Initialement, le gouvernement avait prévu de répartir les compétences entre collectivités par une loi différente du volet institutionnel de la réforme territoriale, actuellement étudiée par le Parlement. Mais l’Assemblée nationale avait introduit en première lecture par un amendement un nouvel article, l’article 35, prévoyant que si une compétence est attribuée au département ou à la région, l’autre collectivité ne pourra pas intervenir dans le même domaine.
Tout n’est pas joué
Dès l’ouverture de la séance jeudi matin 1er avril, Nicolas About a demandé un nouveau vote sur cet amendement prenant à contre-pied ses collègues. Cette deuxième délibération aura lieu à la fin du texte peu après les articles controversés sur les conseillers territoriaux dont l’examen a été repoussé après l’article 35.
Le ton monte
Au-delà de l’adoption (provisoire ?) de cet amendement emblématique, puisqu’aucun texte, de loi ou constitutionnel, ne comporte les termes de « compétence générale » pour tous les niveaux de collectivités, le ton est monté, au Sénat.
Les sénateurs de gauche combattent vigoureusement le projet de loi, tandis qu’un bras de fer oppose les sénateurs centristes et le gouvernement sur le mode d’élection du futur conseiller territorial.
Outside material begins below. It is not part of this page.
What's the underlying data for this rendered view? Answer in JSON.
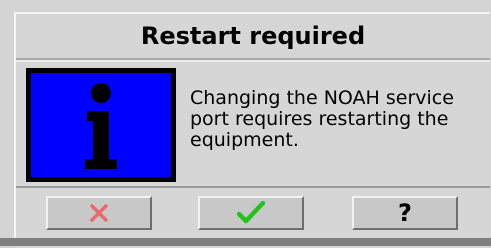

Je dénonce une attitude terroriste, le fascisme ne passera pas !, a lancé dans l’hémicycle le président du groupe Union Centriste, Nicolas About, en mettant en cause un membre de (son) groupe.
Ces mots particulièrement forts pour une assemblée peu habituée aux éclats de voix traduisent la nervosité de la majorité qui n’arrive pas à se mettre d’accord sur la mesure phare du texte, le mode d’élection du conseiller territorial.
Le bras de fer entre une majorité de centristes et le gouvernement, pour arracher une dose de proportionnelle, domine les débats et a pris des allures de fronde contre leur président de groupe qui s’est déclaré prêt à renoncer à cette proportionnelle.
On a démarré avec quatre lois et on finit avec deux, on sent une volonté du gouvernement d’en finir vite, les cantonales approchent et les socialistes ont déjà fait de la réforme territoriale un thème de campagne, a remarqué Jacqueline Gourault (UC, MoDem).
Nicolas Sarkozy a renvoyé la balle aux députés UMP en leur disant mercredi qu’il s’en remettait à eux, ainsi qu’aux sénateurs UMP, pour régler la question du conseiller territorial.
On n’est pas unanime sur ce projet. Pendant les jours de débats qui restent on va rapprocher les points de vue, je suis serein, a déclaré sur France 3 le président du groupe UMP, Gérard Longuet.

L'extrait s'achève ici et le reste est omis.